Sab. Jan 17th, 2026

Krisis Air Ciremai Memanas, Warga Desak Evaluasi Kinerja BTNGC

CiremaiNews, Kuningan – Persoalan pengelolaan sumber daya air di kawasan Gunung Ciremai kembali mencuat ke ruang publik. Ratusan warga yang tergabung dalam aliansi masyarakat Kuningan menggelar aksi unjuk rasa di depan Kantor Balai Taman Nasional Gunung Ciremai (BTNGC), Jalan Raya Kuningan–Cirebon, Rabu (10/12/2025). Aksi ini menjadi bentuk kegelisahan warga atas krisis air yang dinilai semakin dirasakan petani dan masyarakat di lereng Ciremai.

Demonstrasi berlangsung dengan penjagaan ketat aparat kepolisian. Massa menyampaikan tuntutan agar pengelolaan kawasan konservasi, khususnya terkait pemanfaatan air, dievaluasi secara menyeluruh. Arus lalu lintas sempat tersendat akibat konsentrasi massa di jalur nasional tersebut.

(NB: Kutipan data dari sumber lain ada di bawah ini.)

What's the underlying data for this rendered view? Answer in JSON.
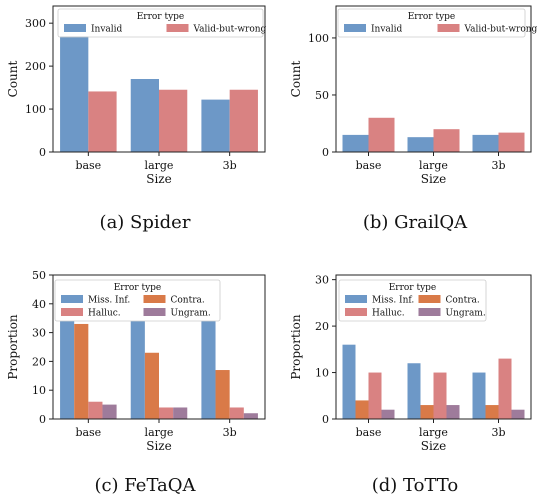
{
  "chart_data": [
    {
      "type": "bar",
      "caption": "(a)  Spider",
      "xlabel": "Size",
      "ylabel": "Count",
      "categories": [
        "base",
        "large",
        "3b"
      ],
      "ylim": [
        0,
        340
      ],
      "yticks": [
        0,
        100,
        200,
        300
      ],
      "legend": {
        "title": "Error type",
        "columns": 2,
        "placement": "top"
      },
      "series": [
        {
          "name": "Invalid",
          "color": "#6d98c7",
          "values": [
            270,
            170,
            122
          ]
        },
        {
          "name": "Valid-but-wrong",
          "color": "#d98282",
          "values": [
            141,
            145,
            145
          ]
        }
      ]
    },
    {
      "type": "bar",
      "caption": "(b)  GrailQA",
      "xlabel": "Size",
      "ylabel": "Count",
      "categories": [
        "base",
        "large",
        "3b"
      ],
      "ylim": [
        0,
        128
      ],
      "yticks": [
        0,
        50,
        100
      ],
      "legend": {
        "title": "Error type",
        "columns": 2,
        "placement": "top"
      },
      "series": [
        {
          "name": "Invalid",
          "color": "#6d98c7",
          "values": [
            15,
            13,
            15
          ]
        },
        {
          "name": "Valid-but-wrong",
          "color": "#d98282",
          "values": [
            30,
            20,
            17
          ]
        }
      ]
    },
    {
      "type": "bar",
      "caption": "(c)  FeTaQA",
      "xlabel": "Size",
      "ylabel": "Proportion",
      "categories": [
        "base",
        "large",
        "3b"
      ],
      "ylim": [
        0,
        50
      ],
      "yticks": [
        0,
        10,
        20,
        30,
        40,
        50
      ],
      "legend": {
        "title": "Error type",
        "columns": 2,
        "placement": "top"
      },
      "series": [
        {
          "name": "Miss. Inf.",
          "color": "#6d98c7",
          "values": [
            34,
            34,
            34
          ]
        },
        {
          "name": "Contra.",
          "color": "#d97a48",
          "values": [
            33,
            23,
            17
          ]
        },
        {
          "name": "Halluc.",
          "color": "#d98282",
          "values": [
            6,
            4,
            4
          ]
        },
        {
          "name": "Ungram.",
          "color": "#9e7b9b",
          "values": [
            5,
            4,
            2
          ]
        }
      ]
    },
    {
      "type": "bar",
      "caption": "(d)  ToTTo",
      "xlabel": "Size",
      "ylabel": "Proportion",
      "categories": [
        "base",
        "large",
        "3b"
      ],
      "ylim": [
        0,
        31
      ],
      "yticks": [
        0,
        10,
        20,
        30
      ],
      "legend": {
        "title": "Error type",
        "columns": 2,
        "placement": "top"
      },
      "series": [
        {
          "name": "Miss. Inf.",
          "color": "#6d98c7",
          "values": [
            16,
            12,
            10
          ]
        },
        {
          "name": "Contra.",
          "color": "#d97a48",
          "values": [
            4,
            3,
            3
          ]
        },
        {
          "name": "Halluc.",
          "color": "#d98282",
          "values": [
            10,
            10,
            13
          ]
        },
        {
          "name": "Ungram.",
          "color": "#9e7b9b",
          "values": [
            2,
            3,
            2
          ]
        }
      ]
    }
  ]
}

Koordinator aksi, Yusuf Dandi Asih, menyampaikan bahwa warga menilai masih terjadi ketimpangan dalam akses air. Menurutnya, di tengah berkurangnya pasokan air bagi pertanian dan kebutuhan rumah tangga, justru terdapat pemanfaatan air oleh pelaku usaha yang dianggap tidak terkendali.

“Kami melihat ada ketidakadilan dalam pengelolaan air. Petani kesulitan, sementara ada pemanfaatan air dalam skala besar yang perlu dijelaskan secara transparan,” ujar Yusuf.

Yusuf juga meminta agar pemerintah pusat turun tangan melakukan evaluasi terhadap kinerja BTNGC. Ia menegaskan tuntutan warga bukan semata-mata untuk menyalahkan, tetapi untuk memastikan fungsi konservasi Gunung Ciremai benar-benar berjalan.

“Kami meminta adanya evaluasi menyeluruh agar pengelolaan kawasan ini berpihak pada kelestarian lingkungan dan kepentingan masyarakat,” katanya.

Di sisi lain, Kepala Balai Taman Nasional Gunung Ciremai, Toni Anwar, menegaskan bahwa pihaknya terbuka terhadap kritik dan masukan dari masyarakat. Ia membantah anggapan bahwa BTNGC membiarkan pelanggaran pemanfaatan air atau mengabaikan kepentingan warga.

“Setiap pemanfaatan air di kawasan taman nasional diatur dengan ketat. Kami menjalankan pengawasan dan penertiban sesuai peraturan perundang-undangan,” kata Toni.

Toni mengakui masih ditemukan pemanfaatan air tanpa izin resmi di lapangan. Namun, ia menyatakan BTNGC telah melakukan langkah-langkah penindakan administratif, termasuk pemberian teguran dan pendampingan proses perizinan.

“Temuan di lapangan kami tindaklanjuti. Kami juga membentuk tim untuk memastikan distribusi air tetap berkeadilan dan tidak melanggar prinsip konservasi,” jelasnya.

BTNGC, lanjut Toni, juga terus berkoordinasi dengan pemerintah daerah, kelompok masyarakat, dan pihak terkait lainnya dalam menjaga keseimbangan antara perlindungan ekosistem dan pemenuhan kebutuhan air masyarakat.

Aksi unjuk rasa berakhir dengan tertib. Meski demikian, peristiwa ini memperlihatkan masih adanya jarak persepsi antara masyarakat dan pengelola kawasan konservasi. Dialog terbuka dan transparansi kebijakan diharapkan menjadi jalan tengah agar Gunung Ciremai tetap lestari sekaligus mampu menopang kehidupan warga di sekitarnya.